Last Saturday at Herbst Theater, the New Century Chamber Orchestra offered a program of "Forbidden Music," consisting of pieces by Jewish composers who had been banned and/or murdered by the Nazi regime. The concert began with the String Symphony #13 by Felix Mendelssohn, which he wrote at age 14. Music Director Daniel Hope introduced the work, and the subsequent String Symphony #10 after intermission, with the claim that Mendelssohn was even more of an accomplished musical prodigy than Mozart. The two short symphonies were charming and well-played but reminded me that as much as I love Mozart, his juvenalia is not very interesting and neither is Mendelssohn's.
This was followed by Hans Krasa's Tanec, a short, spiky dance piece for string trio that had been expanded for a larger ensemble. Hope explained that the Jewish Czech composer wrote the work while in the "showcase" concentration camp of Theresienstadt before being sent to his death at age 45 in Auschwitz the following year.
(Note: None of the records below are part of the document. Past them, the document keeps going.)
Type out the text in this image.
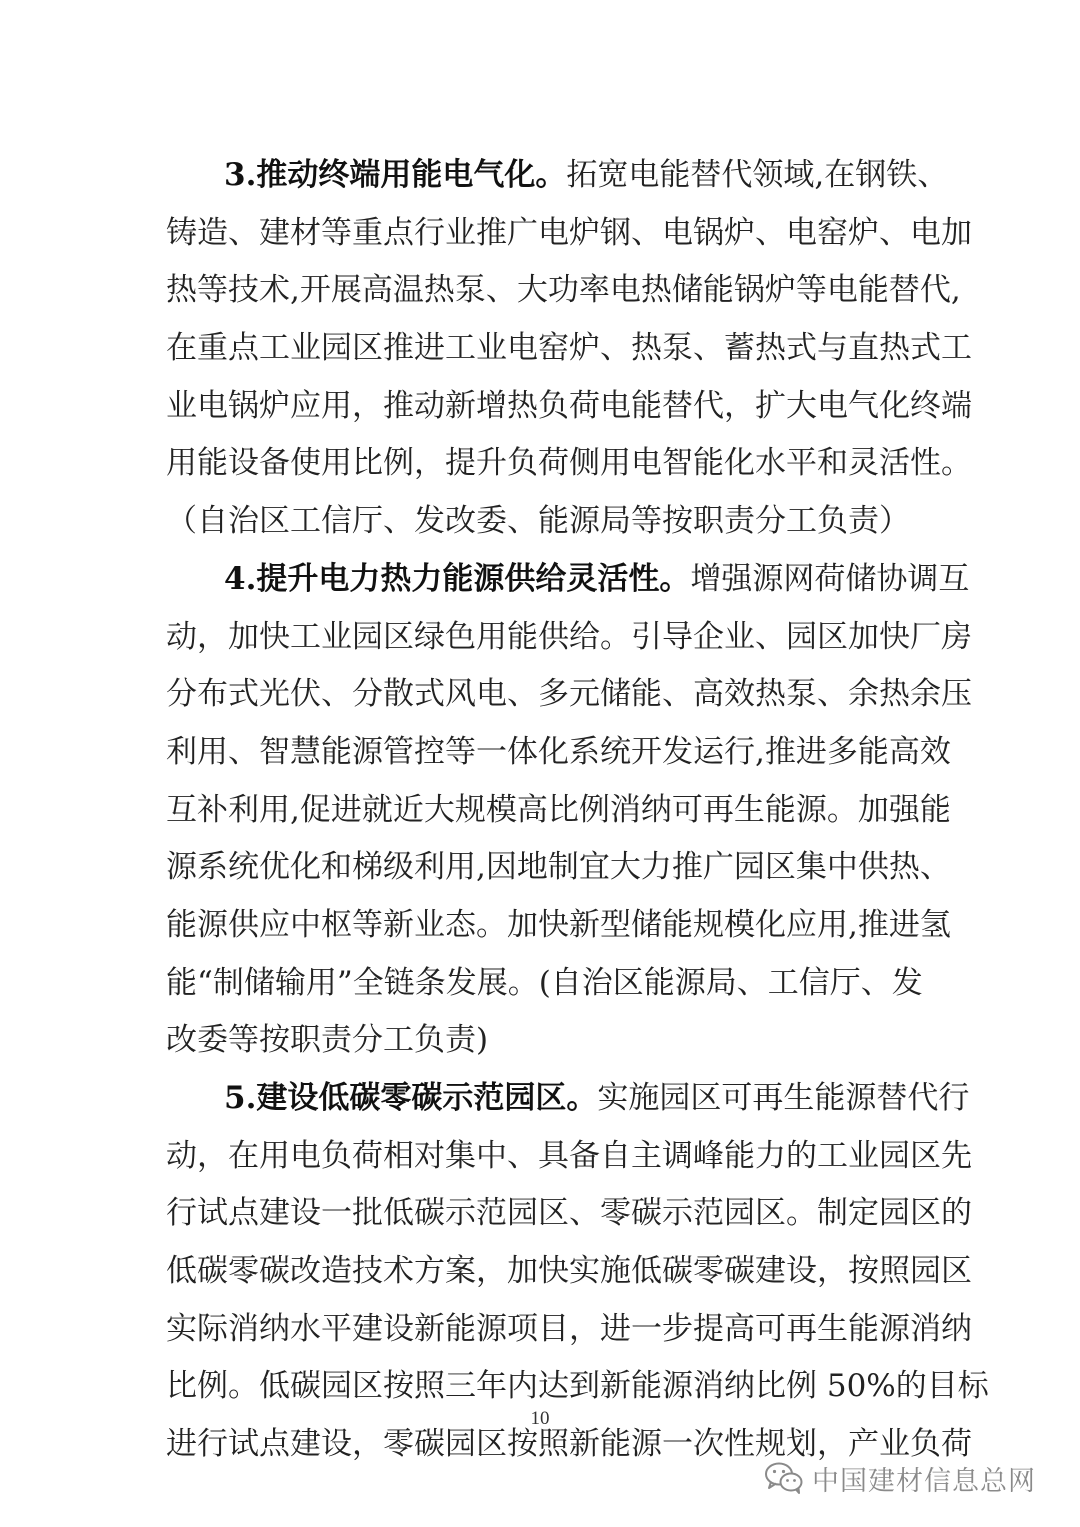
3.推动终端用能电气化。拓宽电能替代领域,在钢铁、
铸造、建材等重点行业推广电炉钢、电锅炉、电窑炉、电加
热等技术,开展高温热泵、大功率电热储能锅炉等电能替代,
在重点工业园区推进工业电窑炉、热泵、蓄热式与直热式工
业电锅炉应用，推动新增热负荷电能替代，扩大电气化终端
用能设备使用比例，提升负荷侧用电智能化水平和灵活性。
（自治区工信厅、发改委、能源局等按职责分工负责）
4.提升电力热力能源供给灵活性。增强源网荷储协调互
动，加快工业园区绿色用能供给。引导企业、园区加快厂房
分布式光伏、分散式风电、多元储能、高效热泵、余热余压
利用、智慧能源管控等一体化系统开发运行,推进多能高效
互补利用,促进就近大规模高比例消纳可再生能源。加强能
源系统优化和梯级利用,因地制宜大力推广园区集中供热、
能源供应中枢等新业态。加快新型储能规模化应用,推进氢
能“制储输用”全链条发展。(自治区能源局、工信厅、发
改委等按职责分工负责)
5.建设低碳零碳示范园区。实施园区可再生能源替代行
动，在用电负荷相对集中、具备自主调峰能力的工业园区先
行试点建设一批低碳示范园区、零碳示范园区。制定园区的
低碳零碳改造技术方案，加快实施低碳零碳建设，按照园区
实际消纳水平建设新能源项目，进一步提高可再生能源消纳
比例。低碳园区按照三年内达到新能源消纳比例 50%的目标
进行试点建设，零碳园区按照新能源一次性规划，产业负荷
10
中国建材信息总网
This was followed by Shostakovich's 1967 Chamber Symphony, an expansion of his 1960 String Quartet #8. Hope mentioned that Shostakovich was not Jewish, but that he was honorary in this company because he used lots of Jewish themes in his music, and though the Nazis didn't persecute him, Stalin and his regime certainly made life hell.
It's an amazing work, five distinct movements that run together without pause, beginning with a mournful sequence that morphs into a crazed Hasidic dance, and in its penultimate movement has a repeated, jagged, striking, four-note punctuation for all the strings that is thrilling. The performance was superb and had the audience buzzing at intermission.
The second half of the program was focused on the 1927 Double Concerto by Erwin Schulhoff, another Jewish Czech composer who died in a concentration camp in 1942. I have heard about a half dozen chamber pieces by Schulhoff over the last decade, who seems to be on a lot of musicians' rediscovery radar, which is a good thing because he wrote great music, somewhere between Alban Berg and Kurt Weill with a Czech flavor all its own.
The concerto was originally written for flute, piano, and chamber orchestra, but Hope admitted that he stole the flute part for himself on the violin. He's an extraordinary performer, and seemed to be having a good time towering over Venezuelan piano soloist Vanessa Perez, but I wish we had heard the original flute version instead. Listening to a recording on YouTube with those forces, the piece sounds lighter and jazzier than the violin substitution, but it didn't really matter. It's a pleasure just getting to hear more Schulhoff.
For an encore, Hope and Perez played Ravel's Kaddish, an appropriate enough choice. There was also an announcement in the program that this summer the ensemble will be making their first European tour throughout Germany with a side trip to Poland. The New Century Chamber Orchestra is sounding better than ever under its new Music Director and they should be a success.